Data Coalition Sees Trump Win as a Call for More Open Government

The nonprofit transparency alliance issues an agenda for 2017.

Last week’s election of Donald Trump as president “shows that Americans feel a need to be better connected to a government they may see as remote, complex, overblown and unresponsive,” according to the leader of a major industry and nonprofit alliance promoting federal data transparency. 

“Open data can change all that,” Hudson Hollister, executive director of the Data Coalition told Government Executive on release of the group’s 2017 federal, state and market transparency agenda.

The most important priority in the agenda’s section on government management, he said, is to expand the 2014 Digital Accountability and Transparency Act “to cover all government spending to the granular level of payments.” In addition, the coalition will continue pressing for passage of the Open, Public, Electronic, and Necessary (OPEN) Government Data Act, introduced last April, to “make data standardization and data publication the official policy for all federal information,” the agenda reads. 

The coalition will advocate full funding for DATA Act implementation and encourage congressional oversight to maintain data quality, the report said.

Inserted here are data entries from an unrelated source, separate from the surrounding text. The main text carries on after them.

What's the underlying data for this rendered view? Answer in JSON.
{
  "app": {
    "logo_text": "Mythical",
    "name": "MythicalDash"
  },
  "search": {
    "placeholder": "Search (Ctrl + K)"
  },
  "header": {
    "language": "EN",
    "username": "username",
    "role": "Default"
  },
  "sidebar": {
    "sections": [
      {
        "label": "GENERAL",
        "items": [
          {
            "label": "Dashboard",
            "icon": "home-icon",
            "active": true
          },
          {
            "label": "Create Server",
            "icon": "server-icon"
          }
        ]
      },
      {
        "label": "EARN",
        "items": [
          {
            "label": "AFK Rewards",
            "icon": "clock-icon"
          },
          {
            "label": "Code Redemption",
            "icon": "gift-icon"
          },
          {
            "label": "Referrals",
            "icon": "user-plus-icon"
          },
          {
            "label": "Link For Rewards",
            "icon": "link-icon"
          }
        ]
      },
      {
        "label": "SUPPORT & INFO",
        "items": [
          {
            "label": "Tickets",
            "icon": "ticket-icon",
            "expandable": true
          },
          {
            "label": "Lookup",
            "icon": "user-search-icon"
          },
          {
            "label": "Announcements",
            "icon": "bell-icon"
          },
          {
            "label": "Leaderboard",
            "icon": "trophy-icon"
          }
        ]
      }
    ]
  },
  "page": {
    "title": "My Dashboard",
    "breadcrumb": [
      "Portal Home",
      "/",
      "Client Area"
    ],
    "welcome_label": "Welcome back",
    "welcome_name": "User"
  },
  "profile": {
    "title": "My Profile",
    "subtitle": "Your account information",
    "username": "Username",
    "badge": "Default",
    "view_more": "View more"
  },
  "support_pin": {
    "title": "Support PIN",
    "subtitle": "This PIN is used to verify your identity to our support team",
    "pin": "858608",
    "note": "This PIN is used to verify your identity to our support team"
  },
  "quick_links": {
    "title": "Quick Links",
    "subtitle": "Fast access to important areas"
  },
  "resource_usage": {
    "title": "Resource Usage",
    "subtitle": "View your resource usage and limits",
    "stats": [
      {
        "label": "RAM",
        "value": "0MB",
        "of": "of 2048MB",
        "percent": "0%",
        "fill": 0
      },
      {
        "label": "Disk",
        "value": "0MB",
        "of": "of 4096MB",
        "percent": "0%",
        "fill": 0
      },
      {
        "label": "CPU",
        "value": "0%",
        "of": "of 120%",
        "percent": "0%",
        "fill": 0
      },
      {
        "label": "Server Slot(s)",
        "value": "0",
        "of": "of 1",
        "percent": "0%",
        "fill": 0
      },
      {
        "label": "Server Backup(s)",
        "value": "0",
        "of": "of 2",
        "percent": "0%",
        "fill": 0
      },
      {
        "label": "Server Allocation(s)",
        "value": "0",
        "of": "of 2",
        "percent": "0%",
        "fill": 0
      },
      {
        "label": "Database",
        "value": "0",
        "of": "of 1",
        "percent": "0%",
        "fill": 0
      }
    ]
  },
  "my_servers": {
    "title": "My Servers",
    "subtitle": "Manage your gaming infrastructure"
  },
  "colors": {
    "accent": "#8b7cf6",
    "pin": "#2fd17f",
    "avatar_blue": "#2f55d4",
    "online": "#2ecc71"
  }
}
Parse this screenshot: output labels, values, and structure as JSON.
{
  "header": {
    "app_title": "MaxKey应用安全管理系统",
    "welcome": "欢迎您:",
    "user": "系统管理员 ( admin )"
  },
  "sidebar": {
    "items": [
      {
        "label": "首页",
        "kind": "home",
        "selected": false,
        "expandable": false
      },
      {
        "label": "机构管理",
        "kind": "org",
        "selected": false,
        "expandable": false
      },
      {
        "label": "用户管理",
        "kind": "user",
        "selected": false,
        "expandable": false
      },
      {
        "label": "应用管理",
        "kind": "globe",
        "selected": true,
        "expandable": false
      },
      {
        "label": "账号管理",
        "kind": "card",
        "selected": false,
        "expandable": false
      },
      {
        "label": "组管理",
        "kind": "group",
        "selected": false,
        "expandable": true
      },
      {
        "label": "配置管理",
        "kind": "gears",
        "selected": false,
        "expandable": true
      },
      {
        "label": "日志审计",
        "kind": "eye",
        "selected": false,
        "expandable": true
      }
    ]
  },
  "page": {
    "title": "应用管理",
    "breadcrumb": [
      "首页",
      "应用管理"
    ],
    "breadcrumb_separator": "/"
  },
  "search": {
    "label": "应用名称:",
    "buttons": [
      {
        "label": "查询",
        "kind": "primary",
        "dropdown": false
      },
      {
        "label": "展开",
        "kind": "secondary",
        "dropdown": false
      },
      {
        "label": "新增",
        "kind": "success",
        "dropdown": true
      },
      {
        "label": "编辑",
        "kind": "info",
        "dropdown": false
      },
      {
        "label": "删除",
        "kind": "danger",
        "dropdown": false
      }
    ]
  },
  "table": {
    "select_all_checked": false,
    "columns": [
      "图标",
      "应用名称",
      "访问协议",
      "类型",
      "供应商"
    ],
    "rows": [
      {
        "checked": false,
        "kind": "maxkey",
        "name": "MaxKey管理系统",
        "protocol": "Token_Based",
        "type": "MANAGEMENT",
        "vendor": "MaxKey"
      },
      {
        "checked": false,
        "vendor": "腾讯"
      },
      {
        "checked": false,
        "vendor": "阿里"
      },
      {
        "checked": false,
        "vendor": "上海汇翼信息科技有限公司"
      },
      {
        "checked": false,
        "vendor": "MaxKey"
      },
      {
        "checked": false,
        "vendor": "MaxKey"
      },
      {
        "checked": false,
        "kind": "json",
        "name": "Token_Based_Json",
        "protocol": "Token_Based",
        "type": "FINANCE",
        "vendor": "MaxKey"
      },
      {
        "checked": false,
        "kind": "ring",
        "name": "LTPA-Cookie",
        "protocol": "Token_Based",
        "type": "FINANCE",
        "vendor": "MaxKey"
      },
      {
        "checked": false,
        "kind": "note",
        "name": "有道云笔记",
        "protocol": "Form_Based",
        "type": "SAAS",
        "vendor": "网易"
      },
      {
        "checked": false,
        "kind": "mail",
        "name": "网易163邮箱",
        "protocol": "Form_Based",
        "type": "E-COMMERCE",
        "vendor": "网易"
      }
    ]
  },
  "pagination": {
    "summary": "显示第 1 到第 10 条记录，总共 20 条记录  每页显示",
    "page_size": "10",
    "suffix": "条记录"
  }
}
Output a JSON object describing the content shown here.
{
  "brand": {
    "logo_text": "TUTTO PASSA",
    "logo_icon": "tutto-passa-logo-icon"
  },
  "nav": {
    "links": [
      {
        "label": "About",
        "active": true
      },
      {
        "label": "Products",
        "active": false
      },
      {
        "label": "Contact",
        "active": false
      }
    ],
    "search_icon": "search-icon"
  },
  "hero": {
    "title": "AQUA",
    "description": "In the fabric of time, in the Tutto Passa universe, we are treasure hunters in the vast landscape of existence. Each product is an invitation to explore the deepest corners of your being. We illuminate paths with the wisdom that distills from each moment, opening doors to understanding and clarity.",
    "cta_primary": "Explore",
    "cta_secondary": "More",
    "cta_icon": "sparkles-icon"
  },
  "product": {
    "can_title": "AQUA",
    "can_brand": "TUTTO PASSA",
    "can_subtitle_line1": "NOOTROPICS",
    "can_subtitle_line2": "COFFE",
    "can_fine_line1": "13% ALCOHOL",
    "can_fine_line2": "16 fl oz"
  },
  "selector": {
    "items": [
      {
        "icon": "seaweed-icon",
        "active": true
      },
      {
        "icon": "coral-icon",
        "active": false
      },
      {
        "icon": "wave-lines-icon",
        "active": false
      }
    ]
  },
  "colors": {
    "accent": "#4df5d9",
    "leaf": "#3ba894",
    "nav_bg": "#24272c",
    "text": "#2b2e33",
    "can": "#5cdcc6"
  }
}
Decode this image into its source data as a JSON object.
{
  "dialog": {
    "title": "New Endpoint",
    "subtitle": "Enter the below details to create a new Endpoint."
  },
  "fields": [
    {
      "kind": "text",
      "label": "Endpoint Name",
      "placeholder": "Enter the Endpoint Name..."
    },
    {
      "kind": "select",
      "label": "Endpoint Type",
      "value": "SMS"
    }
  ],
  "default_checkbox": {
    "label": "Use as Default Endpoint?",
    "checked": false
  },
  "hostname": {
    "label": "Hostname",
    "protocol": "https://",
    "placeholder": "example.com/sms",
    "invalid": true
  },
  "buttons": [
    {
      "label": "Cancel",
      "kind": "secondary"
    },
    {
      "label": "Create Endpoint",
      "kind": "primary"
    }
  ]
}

The group also would like agencies to phase out “legacy reporting requirements that are flawed and duplicative of DATA Act reporting” while “incentivizing agencies to comply through appropriate penalties.”

The agenda commends the Health and Human Services Department for having created a “data dictionary” called the Central Data Element Repository Library, which identifies all data elements used in grants across the government. The goal is to expand the HHS pilot into an operational prototype.

Also important will be a bid for legislation to “end dependence on the DUNS number” in favor of a non-proprietary system. In addition, the coalition will seek legislation to create a government-wide data analytics platform within the Council of the Inspectors General on Integrity and Efficiency “empowered to combine public and non-public data sets, including spending and performance data, to illuminate and eliminate waste and fraud.”

In the interview, Hollister expressed excitement about the Treasury Department’s DATA Act Information Model Schema introduced in April, calling the product “the most important standard in the country for data formats.” He said existing systems such as the Federal Procurement Data System are much costlier than the new schema, which he would like to make “complete and universal.”

Hollister said his alliance is looking forward, once DATA Act implementation is completed by May 2017, to “going beyond and building on that foundation.”